MR SMYTH: Mr Speaker, my recollection of Mr Hargreaves' motion is that it was to send to the urban services committee only the hire car recommendations and the government's response. Mr Rugendyke and I were meeting with members of the restricted hire vehicles group in the government lobby and they were saying, "Why the delay? We want to get on with this." So there is conflict in the industry between the hire car people and the restricted hire people. I will certainly await the outcome of the urban services committee's report.
MR HARGREAVES: Mr Speaker, I have a supplementary question. Minister, do you not recall that the motion referred the whole report to the standing committee?
MR SMYTH: Mr Speaker, I do recall what was in the motion. It referred the consultant's report to the urban services committee and it called on the government not to take any action on its determinations in regard to the hire car industry. I have said that we will abide by that.

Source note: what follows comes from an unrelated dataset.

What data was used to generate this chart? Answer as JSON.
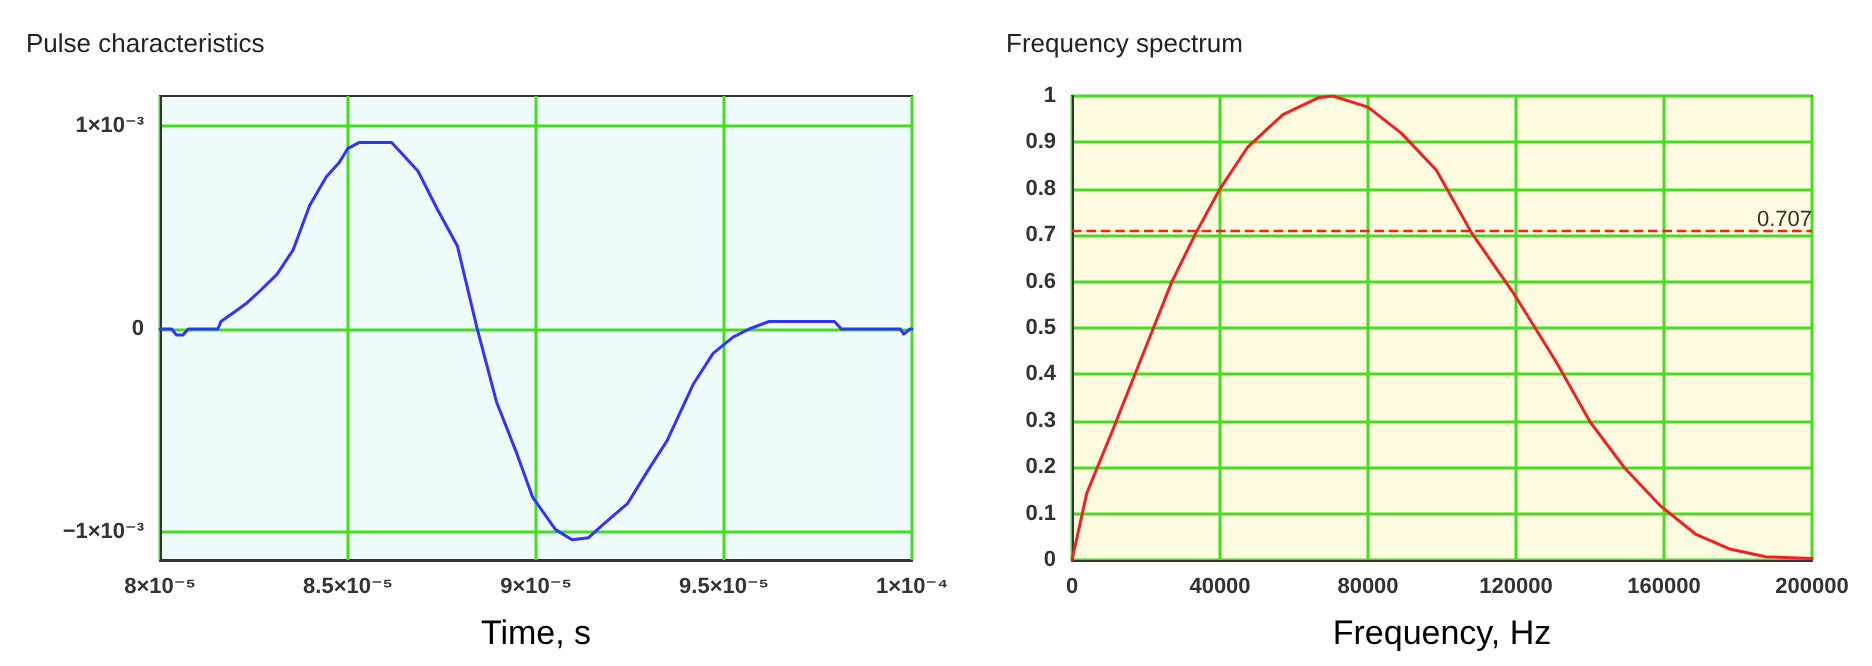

MR OSBORNE: My question is to the Attorney - General. Saturday's Canberra Times contained an article comparing sentences in the ACT for armed robbery and drug dealing. The story said that an examination of sentences in the Supreme Court last year showed that a drug dealer had a 75 per cent chance of going to jail, whilst an armed robber had only a fifty - fifty chance of custody. Further, it showed that first time armed robbers almost invariably received a bond, not jail, in the ACT. Minister, can you confirm whether that is true? If so, are you concerned that people who are committing violent crimes are not being dealt with as harshly as drug dealers?